Willis: “Now, it turns out that we can actually measure roughly how much human-generated CO2 is sequestered each year. The calculation is not all that complex. We know how many gigatonnes (“GT”, 109 metric tonnes) of carbon are emitted each year from the burning of fossil fuels plus cement manufacture. We know that for every 2.13 GT of carbon emitted, the atmospheric carbon dioxide level increases by one part per million by volume (ppmv). We routinely measure the atmospheric carbon dioxide level at the Mauna Loa Observatory.
So we take a look at how much carbon is emitted in a given year and we calculate how much the CO2 level should have increased. We subtract from that the actual increase in CO2 during that year, and the difference is the amount sequestered in that year by various carbon sinks around the planet.”
This analysis presumes that the natural sources of CO2 did not change during the year, which is a big assumption. We cannot assume that nature produces CO2 at a steady state. The stated uncertainties in the major sources of non-anthropogenic CO2 are as large as what humans produce. we do not have an accurate material balance of CO2 inputs and removals from the atmosphere.

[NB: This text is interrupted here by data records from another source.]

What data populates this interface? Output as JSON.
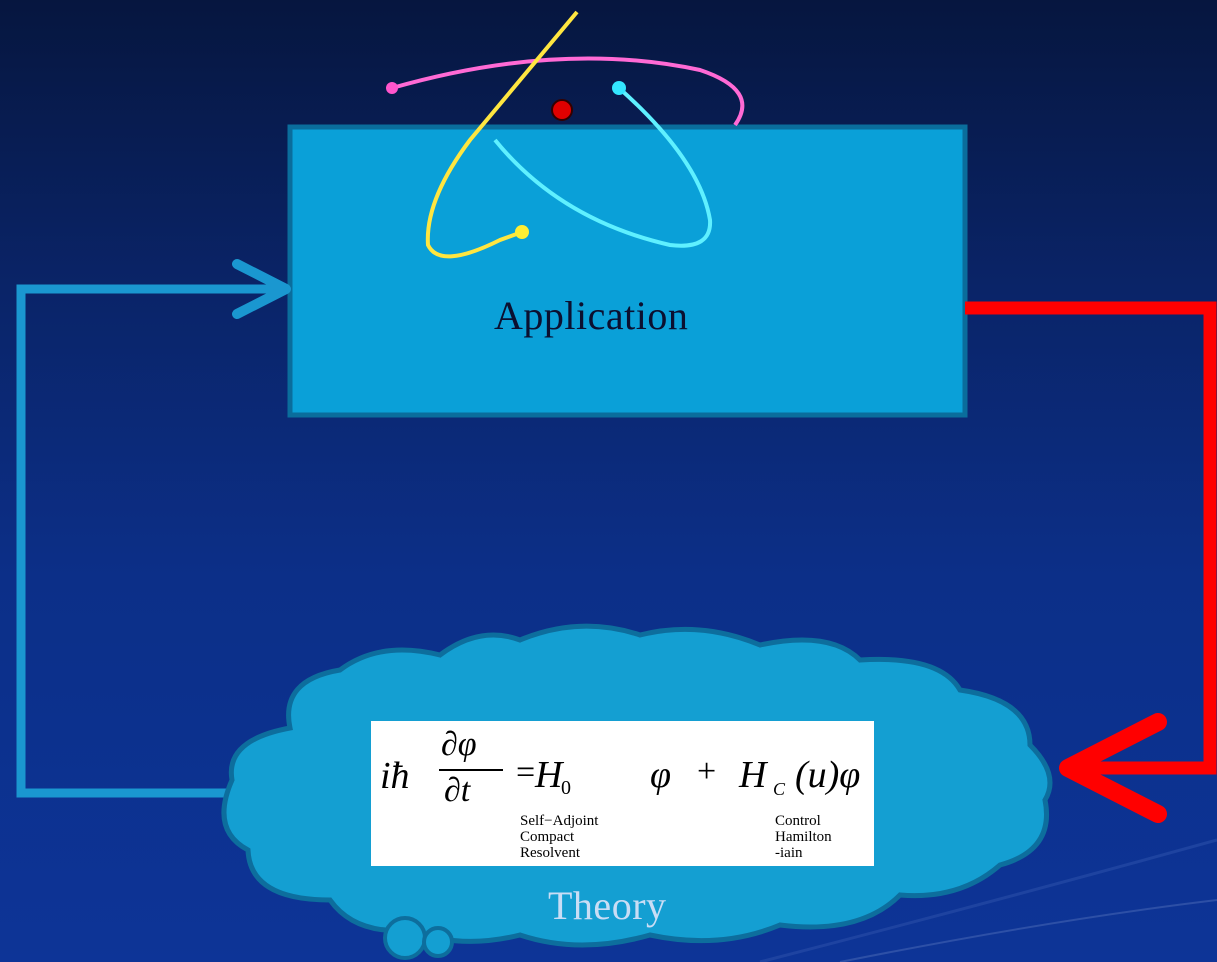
{
  "diagram": {
    "application_label": "Application",
    "theory_label": "Theory",
    "equation": {
      "lhs_ih": "iħ",
      "lhs_num": "∂φ",
      "lhs_den": "∂t",
      "equals": "=",
      "h0": "H",
      "h0_sub": "0",
      "phi1": "φ",
      "plus": "+",
      "hc": "H",
      "hc_sub": "C",
      "hc_arg": "(u)φ",
      "brace1_lines": [
        "Self−Adjoint",
        "Compact",
        "Resolvent"
      ],
      "brace2_lines": [
        "Control",
        "Hamilton",
        "-iain"
      ]
    }
  },
  "colors": {
    "box_fill": "#0aa0d8",
    "box_stroke": "#0a6d9c",
    "arrow_blue": "#1a97d0",
    "arrow_red": "#ff0000",
    "cloud_fill": "#149fd2"
  }
}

You are using a mass balance that does not include a year-to-year increase in natural emission rates which allows the IPCC to claim about half of anthropogenic emissions accumulate in the atmosphere. The truth is that every molecule that reaches the surface of cold polar waters will be absorbed, and most will be food for phytoplankton. There is no global accumulation in the atmosphere beyond a year. The increase in atmospheric concentration is the result of year-to-year increases in natural emissions. During each year, concentrations do build up as sea-ice effectively closes the sinks. That buildup is completely consumed when the ice melts.
a
“We routinely measure the atmospheric carbon dioxide level at the Mauna Loa Observatory.”
True, but . . .
For monitoring carbon dioxide concentration in the atmosphere, the Total Carbon Column Observing Network (TCCON) was formed in 2004, and by 2015, consisted of 23 monitoring stations worldwide. TCCON is a global network of stations that measure the amounts of CO2, CO, methane, nitrous oxide and other trace gases in the atmosphere.
Elsewhere, I have read that Mauna Loa and 6 (?) other sites are continually checked against each other. All this is costly and well documented – and I’m not going to search it up again.
So there are other measuring sites (aka they have validation) and your point is ???
Over the last 10 years I have seen many people object to Mauna Loa as a CO2 observation site. It is actually a good site and there are others. Thus there is cross-checking.
My point was simply to add to the information for those not familiar with the issue of measuring CO2 in the atmosphere.
I made the assumption, perhaps wrongly, that there are people that did not know there are other sites besides Mauna Loa.